Granted, an ineffective decongestant will not cause users to go blind. But consumers who spend good money to alleviate their bad colds should also expect to be protected by the government watchdog.
Consumers shelled out significant amounts over many decades, enriching manufacturers who knew the drugs were worthless, who had the ability to reformulate those drugs, and who failed to notify the public or issue recalls.
Now, with the outside panel’s vote and significant press coverage, the FDA is likely to pull the drugs off the market. But it should not have taken almost half a century to get to this
Voluntary Recall Process
The entire premise of the FDA’s recall system is that it is voluntary. The operative law — Title 21 of the Code of Federal Regulations, Section 7, subpart C7 — says that manufacturers and distributors have the “responsibility to protect the public health and well-being from products that present a risk of injury or gross deception or are otherwise defective.”
In fact, the FDA often will not issue a public notice when a product is subject to recall, relying instead on doctors, pharmacists and drug manufacturers to alert patients to potential risks. For products that are in wide distribution, such as over-the-counter eye drops, or whose use poses serious health hazards, the agency is more likely to notify the public and the news media.

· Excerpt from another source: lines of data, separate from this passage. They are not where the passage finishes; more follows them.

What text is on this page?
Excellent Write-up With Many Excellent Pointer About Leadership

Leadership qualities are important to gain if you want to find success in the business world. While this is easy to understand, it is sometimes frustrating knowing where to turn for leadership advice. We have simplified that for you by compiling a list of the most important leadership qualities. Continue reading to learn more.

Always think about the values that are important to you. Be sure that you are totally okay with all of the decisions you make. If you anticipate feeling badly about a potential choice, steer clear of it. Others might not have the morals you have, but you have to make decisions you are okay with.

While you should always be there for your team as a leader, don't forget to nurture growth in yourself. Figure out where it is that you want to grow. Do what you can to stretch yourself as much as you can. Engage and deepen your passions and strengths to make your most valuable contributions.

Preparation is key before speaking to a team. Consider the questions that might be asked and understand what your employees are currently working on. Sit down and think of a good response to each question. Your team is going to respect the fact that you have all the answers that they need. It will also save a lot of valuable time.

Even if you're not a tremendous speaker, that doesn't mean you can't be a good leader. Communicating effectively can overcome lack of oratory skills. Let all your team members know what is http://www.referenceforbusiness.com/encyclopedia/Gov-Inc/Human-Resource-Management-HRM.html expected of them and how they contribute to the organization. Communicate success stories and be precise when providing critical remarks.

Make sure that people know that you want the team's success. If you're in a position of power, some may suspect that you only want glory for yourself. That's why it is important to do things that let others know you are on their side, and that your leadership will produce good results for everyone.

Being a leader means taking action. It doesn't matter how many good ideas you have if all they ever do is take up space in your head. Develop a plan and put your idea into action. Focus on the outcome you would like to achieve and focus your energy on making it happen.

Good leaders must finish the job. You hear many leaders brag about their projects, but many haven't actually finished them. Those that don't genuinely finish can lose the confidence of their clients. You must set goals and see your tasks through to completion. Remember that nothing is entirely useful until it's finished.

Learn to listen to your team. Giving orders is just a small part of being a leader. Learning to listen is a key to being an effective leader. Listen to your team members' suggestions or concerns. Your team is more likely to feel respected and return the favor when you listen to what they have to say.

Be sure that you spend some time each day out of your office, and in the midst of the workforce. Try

Drug recalls are often initiated by companies that discover safety violations or other potential problems, but they may also be requested by the FDA. If the FDA believes that a company has failed to adequately notify the public about a recall, it may elect to do so to protect patients and consumers.

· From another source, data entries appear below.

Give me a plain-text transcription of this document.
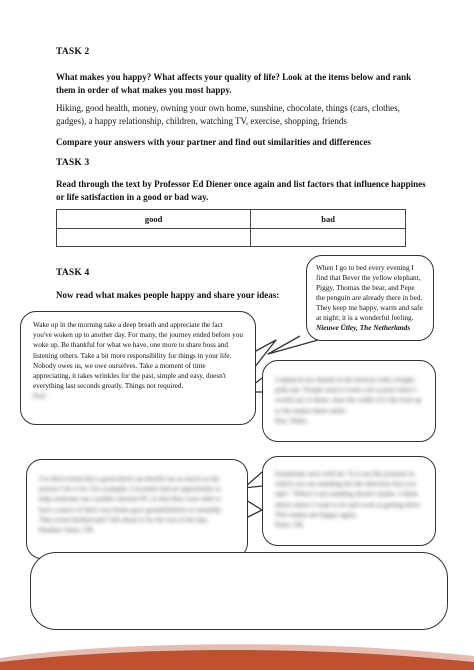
TASK 2

What makes you happy? What affects your quality of life? Look at the items below and rank them in order of what makes you most happy.

Hiking, good health, money, owning your own home, sunshine, chocolate, things (cars, clothes, gadges), a happy relationship, children, watching TV, exercise, shopping, friends

Compare your answers with your partner and find out similarities and differences

TASK 3

Read through the text by Professor Ed Diener once again and list factors that influence happines or life satisfaction in a good or bad way.

good	bad

TASK 4

Now read what makes people happy and share your ideas:

When I go to bed every evening I find that Bever the yellow elephant, Piggy, Thomas the bear, and Pepe the penguin are already there in bed. They keep me happy, warm and safe at night; it is a wonderful feeling.
Nieuwe Ütley, The Netherlands
Wake up in the morning take a deep breath and appreciate the fact you've woken up to another day. For many, the journey ended before you woke up. Be thankful for what we have, one more to share boss and listening others. Take a bit more responsibility for things in your life. Nobody owes us, we owe ourselves. Take a moment of time appreciating, it takes wrinkles for the past, simple and easy, doesn't everything last seconds greatly. Things not required.
Paul
I replaced my thumb in the festival with a bright pink one. People used to look a bit scared when I would say to them, raise the width of it the look up to the makes them smile.
Rae, Wales
I've discovered that a good deed can benefit me as much as the person I do it for. For example, I recently had an opportunity to help someone use a public internet PC so that they were able to have a piece of their own home gave grandchildren so instantly. That event thrilled and I felt about it for the rest of the day.
Heather Jones, UK
Somebody once told me "It is not the position in which you are standing but the direction that you take". Where I am standing doesn't matter. I think about where I want to be and work at getting there. This makes me happy again.
Peter, UK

The FDA’s primary role in any recall — whether initiated by the company or the agency — is to oversee the affected company’s recall strategy, assess its adequacy, and classify the recall as Class I, Class II, or Class III, based on the level of hazard to patients. If the agency finds that a company’s recall efforts are ineffective, it may ask the company to take additional steps to protect patient health.

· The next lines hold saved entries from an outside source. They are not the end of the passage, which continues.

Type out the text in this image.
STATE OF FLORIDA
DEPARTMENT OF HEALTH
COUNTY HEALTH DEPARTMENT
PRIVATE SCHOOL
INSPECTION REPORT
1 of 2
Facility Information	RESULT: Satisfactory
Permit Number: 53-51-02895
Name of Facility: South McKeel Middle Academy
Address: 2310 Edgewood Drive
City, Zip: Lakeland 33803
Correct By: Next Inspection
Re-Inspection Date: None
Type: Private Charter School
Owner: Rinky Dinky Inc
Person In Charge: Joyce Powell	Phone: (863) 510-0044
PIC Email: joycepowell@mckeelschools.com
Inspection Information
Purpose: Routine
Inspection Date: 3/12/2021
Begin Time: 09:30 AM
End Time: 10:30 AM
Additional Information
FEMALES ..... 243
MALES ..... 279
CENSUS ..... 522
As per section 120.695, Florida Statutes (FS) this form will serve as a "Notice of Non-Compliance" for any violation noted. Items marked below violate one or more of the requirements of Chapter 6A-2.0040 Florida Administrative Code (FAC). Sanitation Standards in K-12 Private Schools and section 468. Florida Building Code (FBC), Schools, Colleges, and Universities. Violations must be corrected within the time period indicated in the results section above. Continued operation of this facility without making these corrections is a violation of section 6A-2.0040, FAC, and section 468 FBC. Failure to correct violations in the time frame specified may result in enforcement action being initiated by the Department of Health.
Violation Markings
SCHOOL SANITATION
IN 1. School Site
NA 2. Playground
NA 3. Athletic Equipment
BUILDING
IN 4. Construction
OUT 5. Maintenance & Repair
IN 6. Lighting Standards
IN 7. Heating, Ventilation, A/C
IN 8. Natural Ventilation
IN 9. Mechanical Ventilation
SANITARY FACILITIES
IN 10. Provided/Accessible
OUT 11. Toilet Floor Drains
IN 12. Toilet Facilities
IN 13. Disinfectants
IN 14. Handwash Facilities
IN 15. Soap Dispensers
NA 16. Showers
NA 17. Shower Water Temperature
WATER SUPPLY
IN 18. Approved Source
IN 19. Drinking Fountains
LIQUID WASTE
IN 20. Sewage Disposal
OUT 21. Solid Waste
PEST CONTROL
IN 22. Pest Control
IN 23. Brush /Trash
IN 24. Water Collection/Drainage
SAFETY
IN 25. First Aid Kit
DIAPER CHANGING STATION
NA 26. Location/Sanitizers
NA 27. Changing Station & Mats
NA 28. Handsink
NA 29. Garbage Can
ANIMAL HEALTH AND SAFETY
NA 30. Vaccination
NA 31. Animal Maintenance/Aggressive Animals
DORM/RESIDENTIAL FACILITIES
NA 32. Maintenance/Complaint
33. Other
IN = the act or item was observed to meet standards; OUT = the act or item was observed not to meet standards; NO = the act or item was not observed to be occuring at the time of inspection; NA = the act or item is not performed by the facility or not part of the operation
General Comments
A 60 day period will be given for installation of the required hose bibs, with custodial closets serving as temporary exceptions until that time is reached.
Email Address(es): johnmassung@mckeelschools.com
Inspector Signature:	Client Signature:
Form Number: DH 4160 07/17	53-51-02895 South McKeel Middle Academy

The recall regulations note that the FDA could initiate “court action for removing or correcting violative, distributed products,” but that recall is the better option in most cases, offering “better protection for consumers than seizure, when many lots of product have been widely distributed.”
In compliance with the rules, the FDA has established specific procedures for monitoring recalls and assessing the adequacy of a firm’s recall efforts. In March 2022, the agency issued nonbinding recommendations for initiating voluntary recalls. It has also posted video guidance to help companies prepare for and respond to product recalls.
Room for Improvement
The FDA’s drug recall process is a mixed bag. When there is an imminent threat to consumer health and safety, as was the case with over-the-counter eye drops, the response can be timely and effective. Notices were immediate and widespread, companies moved quickly to remove products from shelves and consumers appear to have escaped injury.
But when only pocketbooks are at risk — as in the phenylephrine case — feet may be dragged for decades. Companies apparently have little to no responsibility for taking action on ineffective drugs, and the FDA may look the other way until forced by scientific consensus to do something.
When a drug doesn’t work as promised or as expected — whether or not lives and health are at stake — the public should be notified, and the product should be discontinued. The same rules that apply to tainted eye drops should extend to ineffective medications containing unneeded ingredients.